Dr Kei Miller 2013 Rex Nettleford Fellow in Cultural Studies

In his latest body of poetry, Dr Kei Miller is charting a course through the intangible. The upcoming collection titled The Cartographer Tries to Map the Way to Zion seems to itself mark Miller’s own course through the cultural realm as he attains yet another height having been named the 2013 Rex Nettleford Fellow in Cultural Studies.

A poet and novelist, Miller was selected from a field of three candidates for the prestigious fellowship. The Rex Nettlerford Fellowship in Cultural Studies was established in 2004 to mark the centenary of Rhodes scholarships in the Caribbean and named in honour of the late Honourable Rex Nettleford for his contributions to the higher education and Caribbean culture.

The Musgrave Silver Medalist, currently lectures at the University of Glasgow.
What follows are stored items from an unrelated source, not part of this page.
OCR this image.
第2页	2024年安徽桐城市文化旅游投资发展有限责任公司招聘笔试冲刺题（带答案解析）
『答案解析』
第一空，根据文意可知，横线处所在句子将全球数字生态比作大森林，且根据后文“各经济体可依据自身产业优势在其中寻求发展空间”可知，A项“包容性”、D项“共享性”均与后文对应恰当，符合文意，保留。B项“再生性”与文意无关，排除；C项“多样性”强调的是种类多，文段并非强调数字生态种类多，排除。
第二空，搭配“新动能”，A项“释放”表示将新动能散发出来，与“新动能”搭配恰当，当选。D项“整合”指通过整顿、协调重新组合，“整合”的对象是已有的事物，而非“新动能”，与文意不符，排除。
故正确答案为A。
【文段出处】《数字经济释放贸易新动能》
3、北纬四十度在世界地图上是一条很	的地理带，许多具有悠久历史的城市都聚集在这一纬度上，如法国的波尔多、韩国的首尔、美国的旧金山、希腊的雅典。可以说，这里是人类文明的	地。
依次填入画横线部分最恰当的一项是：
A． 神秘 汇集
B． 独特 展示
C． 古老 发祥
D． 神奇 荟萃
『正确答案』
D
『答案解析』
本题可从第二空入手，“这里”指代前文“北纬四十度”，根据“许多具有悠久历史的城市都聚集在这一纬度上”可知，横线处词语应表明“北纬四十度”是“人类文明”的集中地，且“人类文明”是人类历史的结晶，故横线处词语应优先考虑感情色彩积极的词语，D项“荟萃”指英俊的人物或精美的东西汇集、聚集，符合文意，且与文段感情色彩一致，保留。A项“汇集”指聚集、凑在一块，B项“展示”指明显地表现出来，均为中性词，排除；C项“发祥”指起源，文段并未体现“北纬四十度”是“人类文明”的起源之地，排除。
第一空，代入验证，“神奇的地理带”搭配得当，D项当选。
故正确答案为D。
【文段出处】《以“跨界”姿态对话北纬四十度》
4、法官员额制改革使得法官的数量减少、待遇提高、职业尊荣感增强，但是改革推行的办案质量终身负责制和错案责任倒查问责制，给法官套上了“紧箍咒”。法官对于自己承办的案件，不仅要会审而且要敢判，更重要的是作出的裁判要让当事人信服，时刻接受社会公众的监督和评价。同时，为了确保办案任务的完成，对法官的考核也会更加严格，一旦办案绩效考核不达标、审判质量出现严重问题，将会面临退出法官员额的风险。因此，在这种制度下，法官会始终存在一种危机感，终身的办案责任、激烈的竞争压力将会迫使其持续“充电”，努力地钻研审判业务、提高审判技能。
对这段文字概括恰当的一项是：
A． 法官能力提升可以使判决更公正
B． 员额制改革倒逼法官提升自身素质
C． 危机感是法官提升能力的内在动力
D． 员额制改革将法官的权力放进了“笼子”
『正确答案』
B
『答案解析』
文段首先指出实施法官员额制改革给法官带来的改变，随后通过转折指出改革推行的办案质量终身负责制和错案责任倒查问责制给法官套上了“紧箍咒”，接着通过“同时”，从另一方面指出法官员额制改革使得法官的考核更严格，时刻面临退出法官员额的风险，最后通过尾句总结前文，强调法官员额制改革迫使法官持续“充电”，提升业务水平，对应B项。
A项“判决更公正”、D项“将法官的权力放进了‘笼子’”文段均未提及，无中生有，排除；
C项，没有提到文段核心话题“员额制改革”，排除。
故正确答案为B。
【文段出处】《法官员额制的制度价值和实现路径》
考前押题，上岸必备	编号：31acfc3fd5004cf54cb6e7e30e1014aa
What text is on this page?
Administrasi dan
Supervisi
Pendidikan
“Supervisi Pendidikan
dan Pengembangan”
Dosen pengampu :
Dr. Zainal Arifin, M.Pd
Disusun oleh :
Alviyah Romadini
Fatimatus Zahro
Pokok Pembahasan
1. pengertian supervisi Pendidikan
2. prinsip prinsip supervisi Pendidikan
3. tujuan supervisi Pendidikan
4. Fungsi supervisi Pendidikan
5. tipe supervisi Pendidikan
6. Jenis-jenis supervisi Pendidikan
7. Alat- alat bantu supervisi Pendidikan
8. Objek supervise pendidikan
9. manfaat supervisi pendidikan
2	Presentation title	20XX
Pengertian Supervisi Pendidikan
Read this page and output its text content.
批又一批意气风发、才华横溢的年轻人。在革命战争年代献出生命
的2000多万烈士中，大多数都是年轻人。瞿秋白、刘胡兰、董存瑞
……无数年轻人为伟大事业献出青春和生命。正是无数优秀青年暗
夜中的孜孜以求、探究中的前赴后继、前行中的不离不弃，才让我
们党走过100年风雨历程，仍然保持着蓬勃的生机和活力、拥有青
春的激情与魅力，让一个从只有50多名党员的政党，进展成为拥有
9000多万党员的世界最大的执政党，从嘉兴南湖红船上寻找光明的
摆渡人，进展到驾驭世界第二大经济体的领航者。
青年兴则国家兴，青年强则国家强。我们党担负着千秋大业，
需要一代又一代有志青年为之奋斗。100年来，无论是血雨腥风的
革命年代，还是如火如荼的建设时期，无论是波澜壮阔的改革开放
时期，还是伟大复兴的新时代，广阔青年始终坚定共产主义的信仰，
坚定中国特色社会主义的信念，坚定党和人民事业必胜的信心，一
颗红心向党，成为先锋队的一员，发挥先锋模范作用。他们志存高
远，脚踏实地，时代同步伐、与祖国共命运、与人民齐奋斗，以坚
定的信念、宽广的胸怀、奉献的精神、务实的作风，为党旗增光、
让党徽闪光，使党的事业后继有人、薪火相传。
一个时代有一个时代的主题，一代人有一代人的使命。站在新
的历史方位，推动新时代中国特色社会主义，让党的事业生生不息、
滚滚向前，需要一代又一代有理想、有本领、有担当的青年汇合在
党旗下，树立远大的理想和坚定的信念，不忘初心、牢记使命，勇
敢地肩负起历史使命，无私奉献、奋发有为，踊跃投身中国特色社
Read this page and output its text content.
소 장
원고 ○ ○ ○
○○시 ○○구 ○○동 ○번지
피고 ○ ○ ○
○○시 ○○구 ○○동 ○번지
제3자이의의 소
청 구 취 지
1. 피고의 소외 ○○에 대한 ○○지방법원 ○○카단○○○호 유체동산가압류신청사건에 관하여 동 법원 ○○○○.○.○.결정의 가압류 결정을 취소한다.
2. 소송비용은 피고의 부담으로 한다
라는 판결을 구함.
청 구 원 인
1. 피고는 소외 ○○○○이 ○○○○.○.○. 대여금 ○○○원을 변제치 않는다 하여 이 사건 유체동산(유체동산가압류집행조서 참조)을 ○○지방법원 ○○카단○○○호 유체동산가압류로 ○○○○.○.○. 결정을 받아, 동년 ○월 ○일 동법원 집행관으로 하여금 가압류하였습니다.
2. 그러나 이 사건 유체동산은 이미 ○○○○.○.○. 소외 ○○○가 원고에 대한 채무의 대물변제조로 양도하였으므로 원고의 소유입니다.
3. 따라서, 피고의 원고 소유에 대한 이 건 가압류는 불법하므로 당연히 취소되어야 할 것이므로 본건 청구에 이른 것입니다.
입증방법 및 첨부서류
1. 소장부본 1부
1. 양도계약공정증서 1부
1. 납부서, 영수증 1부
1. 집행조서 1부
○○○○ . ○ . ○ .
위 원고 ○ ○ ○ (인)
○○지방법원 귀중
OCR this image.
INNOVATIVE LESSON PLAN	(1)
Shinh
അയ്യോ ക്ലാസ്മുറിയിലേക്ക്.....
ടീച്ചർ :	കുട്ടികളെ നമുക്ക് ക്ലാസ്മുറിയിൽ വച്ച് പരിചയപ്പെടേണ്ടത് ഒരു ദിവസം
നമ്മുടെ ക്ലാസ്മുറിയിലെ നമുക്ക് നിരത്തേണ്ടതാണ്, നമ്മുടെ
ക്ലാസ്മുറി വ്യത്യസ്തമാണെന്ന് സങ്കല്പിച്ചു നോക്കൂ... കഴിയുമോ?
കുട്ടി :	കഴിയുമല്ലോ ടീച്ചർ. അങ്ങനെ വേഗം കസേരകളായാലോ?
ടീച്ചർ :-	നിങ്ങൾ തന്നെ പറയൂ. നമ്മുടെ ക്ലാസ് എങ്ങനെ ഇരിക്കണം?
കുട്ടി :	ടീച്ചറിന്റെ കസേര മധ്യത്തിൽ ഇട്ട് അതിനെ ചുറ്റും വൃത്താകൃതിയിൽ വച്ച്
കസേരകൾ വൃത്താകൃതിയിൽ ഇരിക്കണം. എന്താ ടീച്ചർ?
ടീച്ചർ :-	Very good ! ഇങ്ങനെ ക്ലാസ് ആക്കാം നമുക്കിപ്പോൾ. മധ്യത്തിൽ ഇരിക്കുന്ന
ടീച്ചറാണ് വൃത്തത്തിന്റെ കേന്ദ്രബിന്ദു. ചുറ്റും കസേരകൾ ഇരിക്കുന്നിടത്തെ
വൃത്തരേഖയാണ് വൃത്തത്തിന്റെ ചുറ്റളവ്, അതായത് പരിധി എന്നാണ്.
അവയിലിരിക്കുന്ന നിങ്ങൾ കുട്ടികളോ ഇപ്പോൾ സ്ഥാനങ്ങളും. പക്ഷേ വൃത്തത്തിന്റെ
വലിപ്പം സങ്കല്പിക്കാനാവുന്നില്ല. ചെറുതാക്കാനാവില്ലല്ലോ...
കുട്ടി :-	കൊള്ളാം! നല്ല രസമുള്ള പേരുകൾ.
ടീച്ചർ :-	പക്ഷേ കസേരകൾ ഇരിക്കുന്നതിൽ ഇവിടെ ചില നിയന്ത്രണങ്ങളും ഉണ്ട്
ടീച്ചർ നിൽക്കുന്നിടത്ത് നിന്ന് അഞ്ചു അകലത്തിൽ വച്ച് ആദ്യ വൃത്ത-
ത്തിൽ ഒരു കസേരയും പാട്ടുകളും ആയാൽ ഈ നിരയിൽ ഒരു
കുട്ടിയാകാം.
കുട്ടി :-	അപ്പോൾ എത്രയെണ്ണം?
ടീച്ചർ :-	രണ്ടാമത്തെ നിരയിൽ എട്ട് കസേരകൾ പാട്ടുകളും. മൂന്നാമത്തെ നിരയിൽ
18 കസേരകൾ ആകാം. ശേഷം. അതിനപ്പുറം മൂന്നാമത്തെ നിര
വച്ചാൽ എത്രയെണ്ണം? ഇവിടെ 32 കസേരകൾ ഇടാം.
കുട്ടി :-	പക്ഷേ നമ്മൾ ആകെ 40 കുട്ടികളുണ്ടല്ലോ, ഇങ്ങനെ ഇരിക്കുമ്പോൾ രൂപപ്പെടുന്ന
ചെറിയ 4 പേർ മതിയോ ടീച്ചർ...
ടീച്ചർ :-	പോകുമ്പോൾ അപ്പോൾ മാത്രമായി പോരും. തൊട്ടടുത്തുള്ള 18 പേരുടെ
However, Miller was recently etching his academic and creative skills on the Caribbean cultural landscape during his tenure as Writer in Residence at the University of the West Indies, Mona when he also delivered the 2013 Philip Sherlock Lecture ‘If I Could Write This on Zinc I Would Write This on Zinc’.  

Dr. Sonjah Stanley Niaah, a member of the 2013 selecting committee was the first recipient of the fellowship. The additional members of the committee were Prof Mervyn Morris, Prof Evelyn O’Callaghan and Peter Goldson all themselves Jamaica Rhodes Scholars.

Miller’s prolific pen has thus far produced an impressive body of creative work. He is the author of the novels The Same Earth and The Last Warner Woman as well as the collections of poetry Kingdom of Empty Bellies, There is an Anger That Moves and Light Song in a Book of Light. He has also edited the collection New Caribbean Poetry: An Anthology.

He is also working on a collection of essays dubbed Writing Down the Vision as well as two novels The Rather Raunchy Obituary of Everton Campbell and August Town.

The Nettleford fellowship is valued at £10,00 as well as a travel grant and is open to Caribbean residents under 35 years old, working in cultural studies (including the creative arts). The next fellowship will be awarded in 2015.